El diputado de Cabildo Eduardo Lust es otro en la mira para rascar un poco y sacar a luz diferencias en el oficialismo.

***

En tanto, el senador y expresidente Sanguinetti (doble colega con Mujica) salió a discrepar –con mucho respeto– con dichos del historiador Gerardo Caetano en Brecha, y salió al cruce de “una visión frenteamplista” de advertir que el “núcleo duro del Partido Nacional” (herrerismo) tiene el  “proyecto de terminar con el Uruguay batllista”.

Sanguinetti argumentó en contra y remató su columna de Correo de los Viernes así: “le decimos al amigo profesor: esté tranquilo, que no nos sentimos amenazados y que de las bases del Uruguay batllista nos ocupamos nosotros. Sin distraernos”.

Mujica, y ahora con las declaraciones de Miranda, el Frente alineado a su discurso, aplican la vieja máxima de divide et impera (divide y reinarás), que unos atribuyen a Filipo II de Macedonia y otros a Julio César y Napoleón

Decir que la “coalición es frágil” solo lleva a los oficialistas a unirse, pero la estrategia de activar razonamientos de duda o malestar puede convencer a uno, a dos, de estar en el lugar equivocado.

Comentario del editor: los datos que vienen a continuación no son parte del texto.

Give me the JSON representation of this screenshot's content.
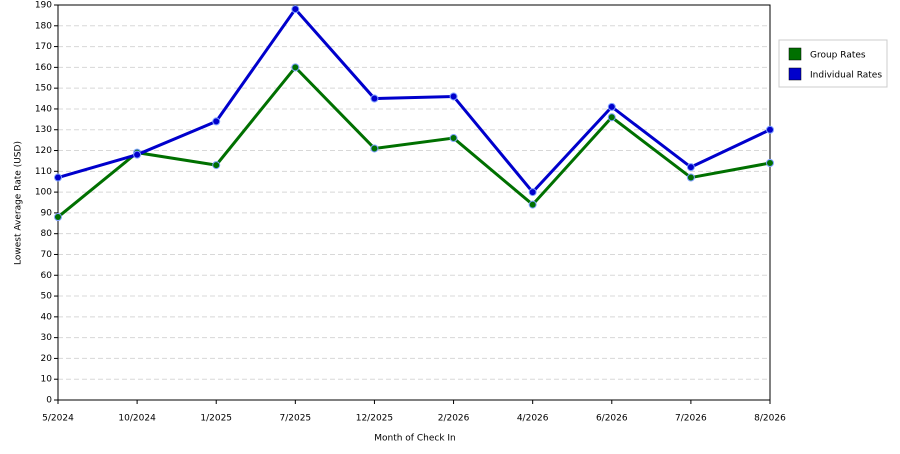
{
  "chart_data": {
    "type": "line",
    "x_label": "Month of Check In",
    "y_label": "Lowest Average Rate (USD)",
    "categories": [
      "5/2024",
      "10/2024",
      "1/2025",
      "7/2025",
      "12/2025",
      "2/2026",
      "4/2026",
      "6/2026",
      "7/2026",
      "8/2026"
    ],
    "series": [
      {
        "name": "Group Rates",
        "color": "#007000",
        "values": [
          88,
          119,
          113,
          160,
          121,
          126,
          94,
          136,
          107,
          114
        ]
      },
      {
        "name": "Individual Rates",
        "color": "#0000cc",
        "values": [
          107,
          118,
          134,
          188,
          145,
          146,
          100,
          141,
          112,
          130
        ]
      }
    ],
    "ylim": [
      0,
      190
    ],
    "yticks": [
      0,
      10,
      20,
      30,
      40,
      50,
      60,
      70,
      80,
      90,
      100,
      110,
      120,
      130,
      140,
      150,
      160,
      170,
      180,
      190
    ],
    "grid": true,
    "legend": "right"
  }
}
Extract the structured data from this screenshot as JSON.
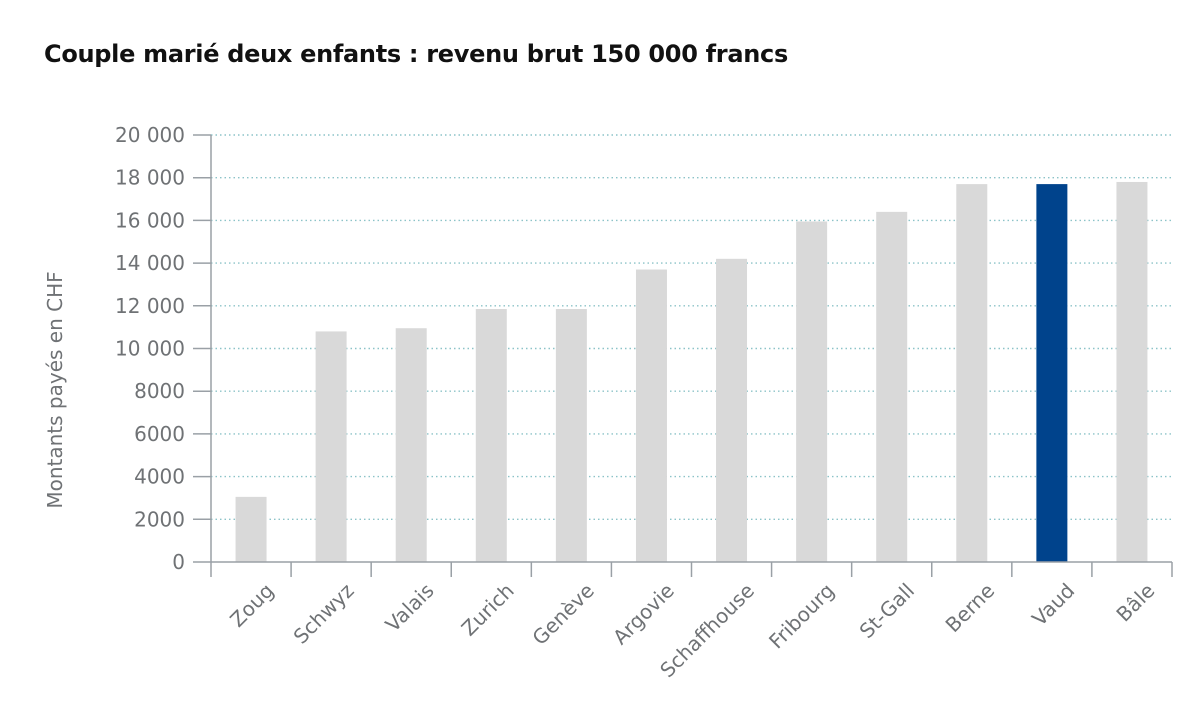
{
  "chart_data": {
    "type": "bar",
    "title": "Couple marié deux enfants : revenu brut 150 000 francs",
    "xlabel": "",
    "ylabel": "Montants payés en CHF",
    "categories": [
      "Zoug",
      "Schwyz",
      "Valais",
      "Zurich",
      "Genève",
      "Argovie",
      "Schaffhouse",
      "Fribourg",
      "St-Gall",
      "Berne",
      "Vaud",
      "Bâle"
    ],
    "values": [
      3050,
      10800,
      10950,
      11850,
      11850,
      13700,
      14200,
      15950,
      16400,
      17700,
      17700,
      17800
    ],
    "highlight": "Vaud",
    "ylim": [
      0,
      20000
    ],
    "yticks": [
      0,
      2000,
      4000,
      6000,
      8000,
      10000,
      12000,
      14000,
      16000,
      18000,
      20000
    ],
    "ytick_labels": [
      "0",
      "2000",
      "4000",
      "6000",
      "8000",
      "10 000",
      "12 000",
      "14 000",
      "16 000",
      "18 000",
      "20 000"
    ],
    "grid": true,
    "colors": {
      "bar": "#d9d9d9",
      "highlight": "#00438c",
      "grid": "#8cc3c8",
      "axis": "#9aa0a6",
      "text": "#6f7275"
    }
  }
}
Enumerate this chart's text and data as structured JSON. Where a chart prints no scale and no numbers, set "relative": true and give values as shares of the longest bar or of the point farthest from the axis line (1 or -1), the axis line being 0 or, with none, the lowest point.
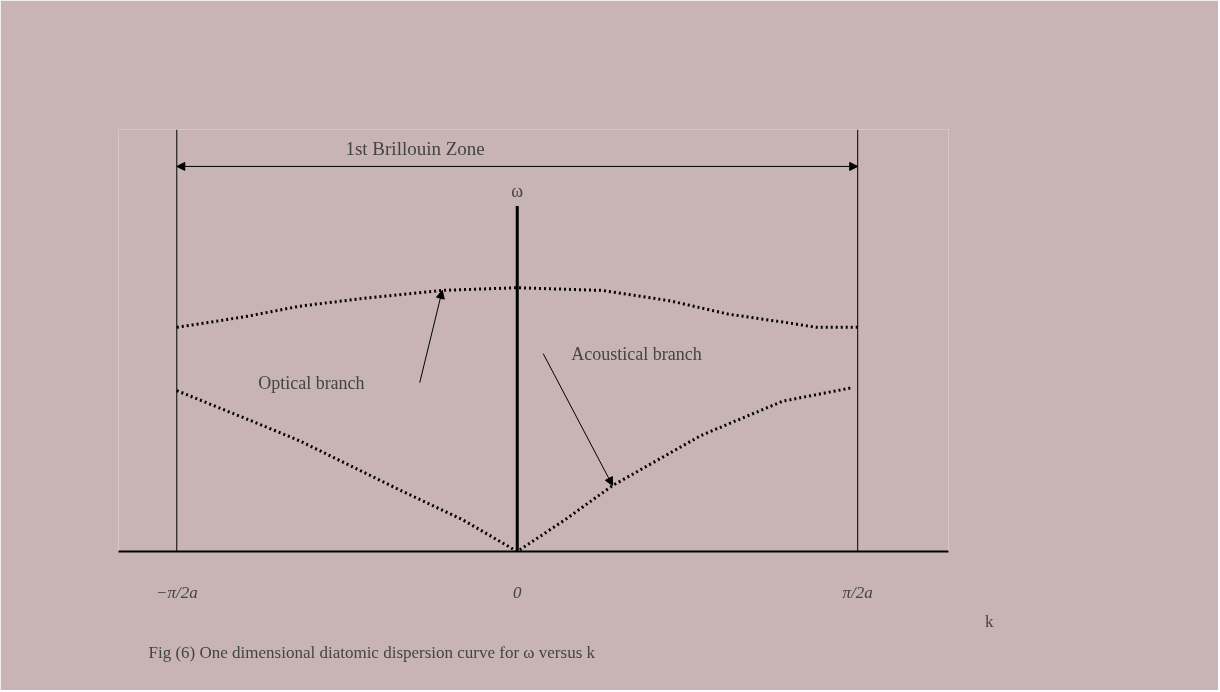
{
  "chart_data": {
    "type": "line",
    "relative": true,
    "xlabel": "k",
    "xlim": [
      -1.84,
      1.99
    ],
    "xticks": [
      {
        "value": -1.571,
        "label": "−π/2a"
      },
      0,
      {
        "value": 1.571,
        "label": "π/2a"
      }
    ],
    "grid": false,
    "line_style": "dotted",
    "series": [
      {
        "color": "#000000",
        "x": [
          -1.571,
          -1.257,
          -1.005,
          -0.707,
          -0.346,
          0.0,
          0.393,
          0.707,
          0.974,
          1.225,
          1.382,
          1.571
        ],
        "values": [
          0.85,
          0.89,
          0.93,
          0.96,
          0.99,
          1.0,
          0.99,
          0.95,
          0.9,
          0.87,
          0.85,
          0.85
        ]
      },
      {
        "color": "#000000",
        "x": [
          -1.571,
          -1.241,
          -1.005,
          -0.534,
          -0.251,
          0.0,
          0.22,
          0.44,
          0.848,
          1.225,
          1.539
        ],
        "values": [
          0.61,
          0.5,
          0.42,
          0.23,
          0.12,
          0.0,
          0.12,
          0.25,
          0.44,
          0.57,
          0.62
        ]
      }
    ],
    "ref_lines": [
      {
        "axis": "x",
        "value": -1.571
      },
      {
        "axis": "x",
        "value": 1.571
      }
    ],
    "annotations": [
      "1st Brillouin Zone",
      "ω",
      "Optical branch",
      "Acoustical branch",
      "Fig (6)    One dimensional diatomic dispersion curve for ω versus k"
    ]
  }
}
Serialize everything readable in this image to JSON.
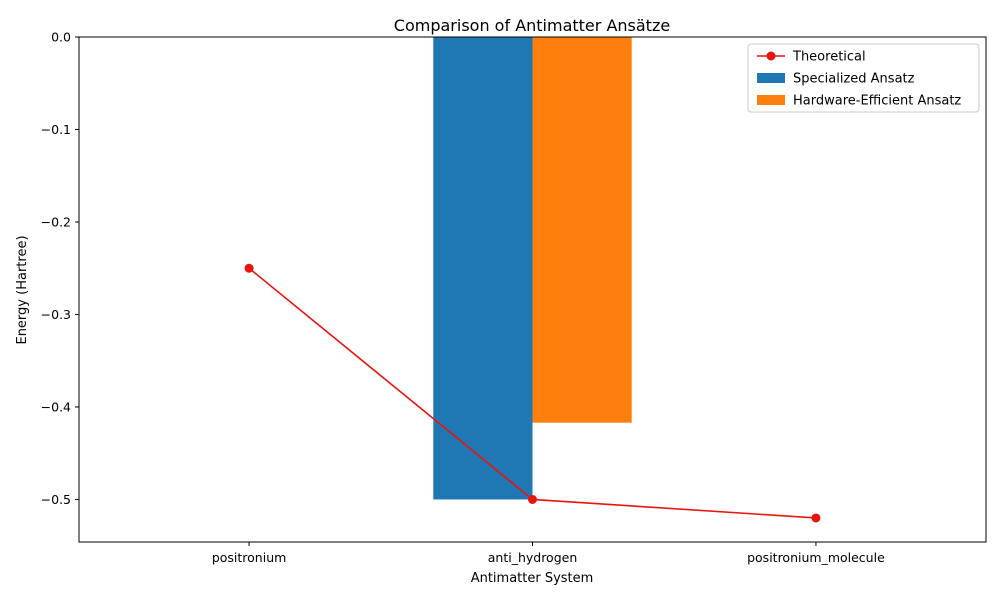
{
  "chart_data": {
    "type": "bar",
    "title": "Comparison of Antimatter Ansätze",
    "xlabel": "Antimatter System",
    "ylabel": "Energy (Hartree)",
    "categories": [
      "positronium",
      "anti_hydrogen",
      "positronium_molecule"
    ],
    "ylim": [
      -0.546,
      0.0
    ],
    "yticks": [
      0.0,
      -0.1,
      -0.2,
      -0.3,
      -0.4,
      -0.5
    ],
    "ytick_labels": [
      "0.0",
      "−0.1",
      "−0.2",
      "−0.3",
      "−0.4",
      "−0.5"
    ],
    "series": [
      {
        "name": "Specialized Ansatz",
        "kind": "bar",
        "color": "#1f77b4",
        "values": [
          null,
          -0.5,
          null
        ]
      },
      {
        "name": "Hardware-Efficient Ansatz",
        "kind": "bar",
        "color": "#ff7f0e",
        "values": [
          null,
          -0.417,
          null
        ]
      },
      {
        "name": "Theoretical",
        "kind": "line",
        "color": "#e8150f",
        "marker": "circle",
        "values": [
          -0.25,
          -0.5,
          -0.52
        ]
      }
    ],
    "legend_position": "top-right",
    "grid": false
  }
}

El sistema político opera hoy con dos alianzas, que tienen puntos en común pero también sensibles diferencias internas. Probablemente el Frente Amplio, que es más diverso, tenga mayores diferencias ideológicas que el oficialismo multicolor, pero en política eso no cuenta. Importa cuáles diferencias se activan; porque se puede convivir con pareceres diferentes, pero si alguien externo despierta suspicacias, celos o temores, una de las partes comienza a incomodarse.

El divide et impera es la estrategia para  provocar divorcios.

Habrá que estar atentos a cómo mueven sus piezas unos y otros para ver quién está más unido y quién toma riesgos de fragmentarse.